Adonis the Greek: Week 1 prognostications

THE DOORS TO THE cathedral that is college football are once more opened. Ironically, the religious overtones pervade this week's predictions, as Mike Stoops offends in Provo and the Dawgs kiss Pope Jake's ring. If only Notre Dame and TCU were on the Pac-10 schedule, all would be right in the land. So be it. Say a prayer and enter this week's world of marsupials, Tennessee chowhounds and more.

Washington at Syracuse
Before taking the field, Ty "I prefer to be called Tyrone" Willy orders team to genuflect at the feet of Pope Jake the First. After five sacks and two picks at hands of lowly Orangemen, O-coordinator Tim Lappano heard muttering, "Jesus in Cleats, my butt."
Pick: Syracuse

Houston at Oregon
Dixon spends halftime looking for Braves game on the Nike-bought plasma.

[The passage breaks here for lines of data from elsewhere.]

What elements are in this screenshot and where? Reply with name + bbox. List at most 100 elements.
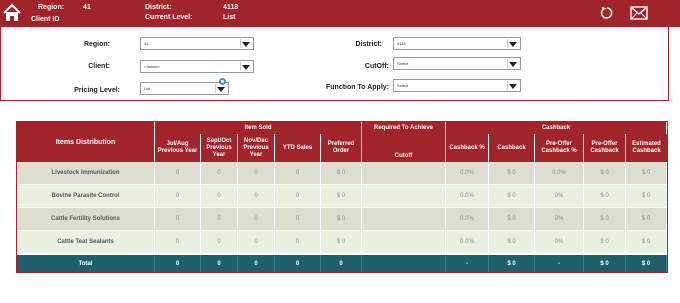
table-cell: $ 0 <box>626 231 667 254</box>
cutoff-select[interactable]: Select <box>393 57 521 70</box>
total-cell: $ 0 <box>584 255 626 272</box>
table-cell: 0 <box>275 185 321 208</box>
total-row-label: Total <box>17 255 155 272</box>
col-ytd-header: YTD Sales <box>275 134 321 162</box>
table-cell: 0 <box>201 185 238 208</box>
function-select-value: Select <box>397 83 409 88</box>
total-cell: 0 <box>238 255 275 272</box>
cutoff-select-value: Select <box>397 61 409 66</box>
district-select[interactable]: 4118 <box>393 37 521 50</box>
table-cell: 0.0% <box>446 231 489 254</box>
chevron-down-icon <box>242 42 250 47</box>
table-cell: $ 0 <box>321 231 362 254</box>
table-cell: 0 <box>201 162 238 185</box>
total-cell: $ 0 <box>626 255 667 272</box>
table-cell: $ 0 <box>321 185 362 208</box>
col-preoffer-pct-header: Pre-Offer Cashback % <box>535 134 584 162</box>
table-cell: $ 0 <box>489 185 535 208</box>
table-cell: 0 <box>275 162 321 185</box>
table-cell: $ 0 <box>626 208 667 231</box>
col-preoffer-cashback-header: Pre-Offer Cashback <box>584 134 626 162</box>
total-cell: 0 <box>321 255 362 272</box>
table-cell: $ 0 <box>489 208 535 231</box>
chevron-down-icon <box>509 62 517 67</box>
region-header-label: Region: <box>38 4 65 11</box>
region-select[interactable]: 41 <box>140 37 254 50</box>
table-cell: 0.0% <box>446 208 489 231</box>
cashback-group-header: Cashback <box>446 122 667 134</box>
item-sold-header: Item Sold <box>155 122 362 134</box>
table-row-label: Cattle Fertility Solutions <box>17 208 155 231</box>
table-cell: $ 0 <box>584 162 626 185</box>
total-cell: - <box>535 255 584 272</box>
items-distribution-header: Items Distribution <box>17 122 155 162</box>
table-cell: 0 <box>275 231 321 254</box>
table-cell: 0 <box>275 208 321 231</box>
table-row-label: Livestock Immunization <box>17 162 155 185</box>
top-bar: Region: 41 Client ID District: 4118 Curr… <box>0 0 680 27</box>
function-filter-label: Function To Apply: <box>326 84 389 91</box>
region-header-value: 41 <box>83 4 91 11</box>
total-cell <box>362 255 446 272</box>
mail-icon[interactable] <box>630 6 648 20</box>
table-cell: $ 0 <box>626 185 667 208</box>
region-filter-label: Region: <box>83 41 110 48</box>
table-cell: 0 <box>155 162 201 185</box>
required-header: Required To Achieve <box>362 122 446 134</box>
focus-indicator <box>219 78 226 85</box>
table-cell: 0 <box>201 208 238 231</box>
table-row-label: Cattle Teat Sealants <box>17 231 155 254</box>
table-cell: $ 0 <box>584 185 626 208</box>
home-icon[interactable] <box>2 3 22 23</box>
current-level-value: List <box>223 14 236 21</box>
table-cell: 0 <box>155 231 201 254</box>
total-cell: $ 0 <box>489 255 535 272</box>
pricing-level-label: Pricing Level: <box>74 87 120 94</box>
client-id-label: Client ID <box>31 16 60 23</box>
pricing-level-select[interactable]: List <box>140 82 229 95</box>
region-select-value: 41 <box>144 41 149 46</box>
client-filter-label: Client: <box>88 63 110 70</box>
district-header-label: District: <box>145 4 172 11</box>
table-cell: $ 0 <box>626 162 667 185</box>
table-cell <box>362 162 446 185</box>
table-cell: 0 <box>238 231 275 254</box>
table-cell: 0.0% <box>446 185 489 208</box>
table-cell: $ 0 <box>489 162 535 185</box>
table-cell: 0.0% <box>446 162 489 185</box>
table-cell: 0% <box>535 185 584 208</box>
table-cell: $ 0 <box>321 208 362 231</box>
total-cell: - <box>446 255 489 272</box>
table-cell: 0 <box>238 162 275 185</box>
table-cell: 0 <box>238 185 275 208</box>
table-cell: 0 <box>201 231 238 254</box>
district-select-value: 4118 <box>397 41 406 46</box>
table-cell: 0 <box>155 185 201 208</box>
district-filter-label: District: <box>355 41 382 48</box>
client-select[interactable]: <Select> <box>140 60 254 73</box>
col-sep-oct-header: Sept/Oct Previous Year <box>201 134 238 162</box>
total-cell: 0 <box>155 255 201 272</box>
function-select[interactable]: Select <box>393 79 521 92</box>
total-cell: 0 <box>201 255 238 272</box>
table-cell: $ 0 <box>584 231 626 254</box>
total-cell: 0 <box>275 255 321 272</box>
cutoff-header: Cutoff <box>362 134 446 162</box>
table-cell: $ 0 <box>489 231 535 254</box>
chevron-down-icon <box>509 84 517 89</box>
refresh-icon[interactable] <box>599 5 615 21</box>
chevron-down-icon <box>242 65 250 70</box>
table-row-label: Bovine Parasite Control <box>17 185 155 208</box>
chevron-down-icon <box>217 87 225 92</box>
current-level-label: Current Level: <box>145 14 193 21</box>
pricing-level-value: List <box>144 86 151 91</box>
col-cashback-header: Cashback <box>489 134 535 162</box>
chevron-down-icon <box>509 42 517 47</box>
district-header-value: 4118 <box>223 4 239 11</box>
col-preferred-header: Preferred Order <box>321 134 362 162</box>
table-cell <box>362 231 446 254</box>
table-cell: $ 0 <box>321 162 362 185</box>
table-cell: 0 <box>238 208 275 231</box>
table-cell: 0.0% <box>535 162 584 185</box>
cutoff-filter-label: CutOff: <box>364 63 389 70</box>
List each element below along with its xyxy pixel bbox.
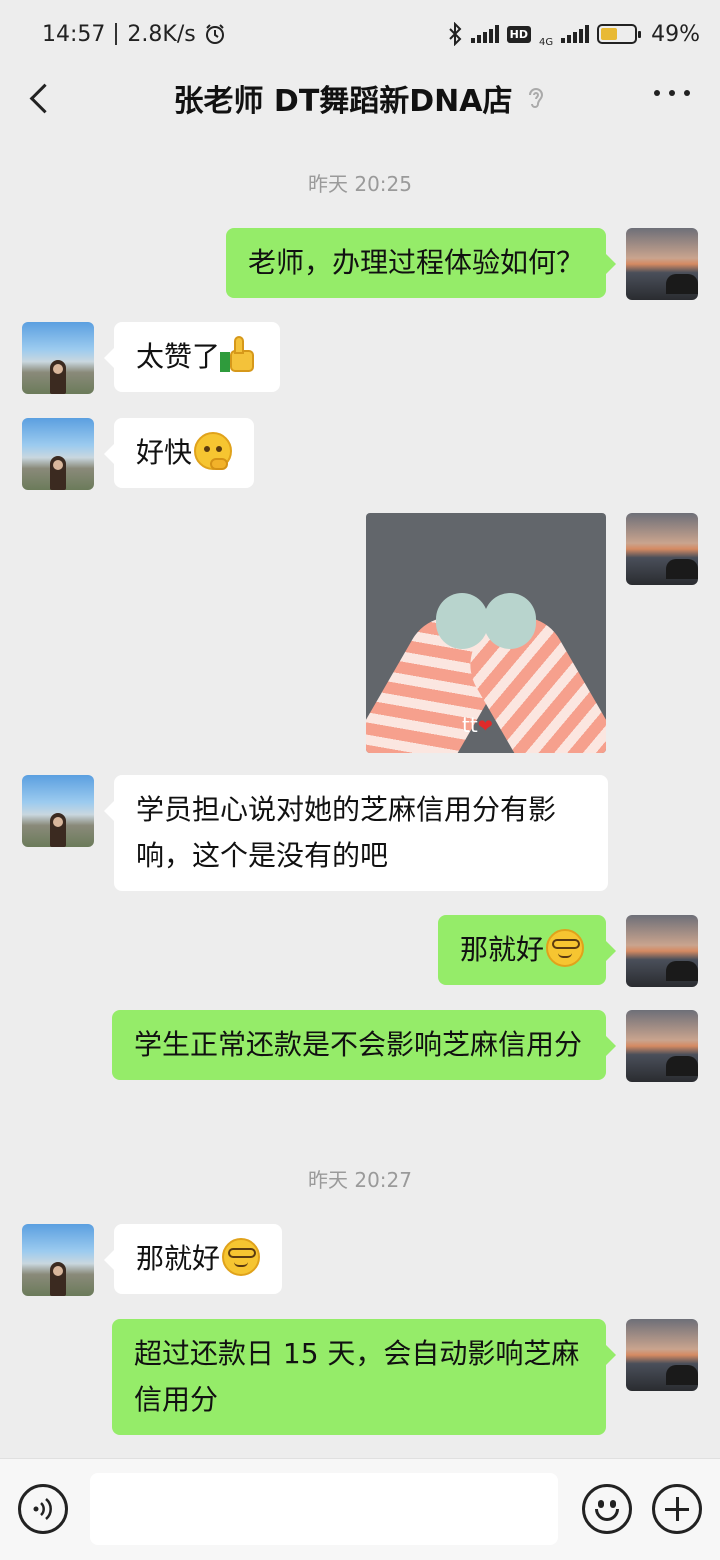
my-avatar[interactable] [626,915,698,987]
sock-toe-left [436,593,488,649]
my-message-bubble[interactable]: 老师，办理过程体验如何？ [225,228,617,298]
message-text: 那就好 [136,1242,221,1275]
ear-icon [528,88,543,108]
my-avatar[interactable] [626,1319,698,1391]
status-bar: 14:57 2.8K/s HD 4G 49% [0,0,720,68]
battery-percent: 49% [651,21,700,47]
heart-icon: ❤ [477,716,493,737]
signal-icon-2 [561,25,590,43]
contact-message-bubble[interactable]: 太赞了 [103,322,281,392]
more-options-button[interactable] [654,90,690,96]
my-message-bubble[interactable]: 学生正常还款是不会影响芝麻信用分 [112,1010,616,1080]
chat-header: 张老师 DT舞蹈新DNA店 [0,68,720,128]
battery-icon [597,24,642,44]
contact-avatar[interactable] [22,1224,94,1296]
time-label: 昨天 20:27 [308,1168,412,1192]
voice-button[interactable] [18,1484,68,1534]
glasses-face-icon [546,929,584,967]
thumbs-up-icon [220,336,258,374]
my-message-bubble[interactable]: 超过还款日 15 天，会自动影响芝麻信用分 [112,1319,616,1435]
message-text: 好快 [136,436,193,469]
status-time: 14:57 [42,21,106,47]
more-actions-button[interactable] [652,1484,702,1534]
contact-message-bubble[interactable]: 好快 [103,418,255,488]
input-bar [0,1458,720,1560]
time-label: 昨天 20:25 [308,172,412,196]
image-caption: tt❤ [462,713,493,737]
signal-icon [470,25,499,43]
message-text: 太赞了 [136,340,221,373]
shy-face-icon [194,432,233,470]
chat-title: 张老师 DT舞蹈新DNA店 [173,84,513,119]
alarm-icon [205,24,224,44]
message-text: 超过还款日 15 天，会自动影响芝麻信用分 [134,1337,580,1416]
title-wrap: 张老师 DT舞蹈新DNA店 [173,76,546,120]
contact-avatar[interactable] [22,322,94,394]
my-message-bubble[interactable]: 那就好 [437,915,617,985]
contact-avatar[interactable] [22,418,94,490]
status-divider [115,23,118,45]
message-text: 学生正常还款是不会影响芝麻信用分 [134,1028,583,1061]
battery-fill [601,28,617,40]
voice-icon [33,1498,52,1520]
contact-message-bubble[interactable]: 学员担心说对她的芝麻信用分有影响，这个是没有的吧 [104,775,608,891]
network-speed: 2.8K/s [127,21,196,47]
message-text: 老师，办理过程体验如何？ [247,246,584,279]
my-avatar[interactable] [626,513,698,585]
message-text: 那就好 [459,933,544,966]
contact-message-bubble[interactable]: 那就好 [103,1224,283,1294]
back-button[interactable] [24,80,54,116]
contact-avatar[interactable] [22,775,94,847]
message-input[interactable] [90,1473,558,1545]
hd-badge: HD [506,25,531,43]
glasses-face-icon [222,1238,261,1276]
my-avatar[interactable] [626,1010,698,1082]
sock-toe-right [484,593,536,649]
image-message[interactable]: tt❤ [366,513,606,753]
status-right: HD 4G 49% [447,20,700,48]
network-type: 4G [538,37,554,48]
emoji-button[interactable] [582,1484,632,1534]
my-avatar[interactable] [626,228,698,300]
status-left: 14:57 2.8K/s [42,22,226,47]
bluetooth-icon [448,22,462,46]
message-text: 学员担心说对她的芝麻信用分有影响，这个是没有的吧 [136,793,557,872]
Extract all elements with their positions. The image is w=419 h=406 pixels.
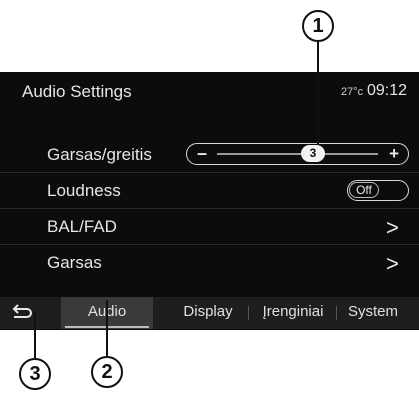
chevron-right-icon: >	[386, 215, 399, 240]
row-divider	[0, 208, 419, 209]
sound-speed-label: Garsas/greitis	[47, 145, 152, 164]
slider-knob[interactable]: 3	[301, 145, 325, 162]
sound-speed-slider[interactable]: – 3 +	[186, 143, 409, 165]
tab-devices-label: Įrenginiai	[262, 303, 324, 320]
tab-separator	[336, 306, 337, 320]
setting-row-sound[interactable]: Garsas >	[0, 246, 419, 280]
slider-track	[217, 153, 378, 155]
loudness-label: Loudness	[47, 181, 121, 200]
toggle-knob: Off	[349, 182, 379, 198]
callout-2: 2	[91, 356, 123, 388]
head-unit-screen: Audio Settings 27°c 09:12 Garsas/greitis…	[0, 72, 419, 330]
chevron-right-icon: >	[386, 251, 399, 276]
tab-display-label: Display	[183, 303, 233, 320]
callout-3: 3	[19, 358, 51, 390]
return-arrow-icon	[12, 304, 32, 318]
callout-3-line	[34, 312, 36, 358]
loudness-toggle[interactable]: Off	[347, 180, 409, 201]
row-divider	[0, 244, 419, 245]
row-divider	[0, 172, 419, 173]
clock: 09:12	[367, 82, 408, 99]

Bellotti refuses to grow back the source of all his power -- the 70s movie star 'stache -- so Houston makes it closer than it should be.
Pick: Oregon

UCLA at Stanford
Harbaugh gets in Bruins' heads by saying UCLA assistants are "the best importers-exporters in the history of college football." But after Gordon Rise declares game will not be decided by a spelling bee, the Cardinal fold quickly.
Pick: UCLA

Arizona at BYU
Looking for mental edge, Mike "Banner of Heaven" Stoops asks Brigham Young coach Bronco Mendenhall if Jeanne Tripplehorn is his favorite "Big Love" wife, too.
Pick: BYU

San Jose State at Arizona State
Educational requirements no longer required in Tempe as Erickson vows to put the athlete back in student-athlete. "Sue may coom lawdy!" Erickson exhorts after halftime hook up with beer-funnelator.
Pick: DUI Sun Devils

Idaho at USC
Carroll has a heart and lines field with ambulances just before kickoff. But it's Pretty-boy Pete who is carted off after groin pull trying to out-jump Akey. Vandals avoid shutout with late field goal against Trojan walks on, thus narrowly preempting a malpractice suit against Idaho's athletic director.
Pick: Southern Gal

Tennessee at Cal
Phil Fulmer: Misunderstood antichrist or just a rib-eatin', mayonnaise-lovin', fried-food chowin' antichrist? After Bear wideout DeSean Jackson scores first-quarter TD, Fulmer demands, "Get into my belly."
Pick: Tennessee

Utah at Oregon State
Utes have new marketing slogan: "You know, Urban Meyer once coached here." Reser Foods introduces pre-game layered bean dip in honor of Riley's two-QB system. It tastes like day-old garlic fries at Safeco, but Utah still struggles.
Pick: Oregon State

Washington State at Wisconsin
Romeen the Dream dons Dunning's signature-brand hair gel, boots winning field goal as time expires. Marsupial faithful don't care. There's beer to be quaffed and cheese to be wedged.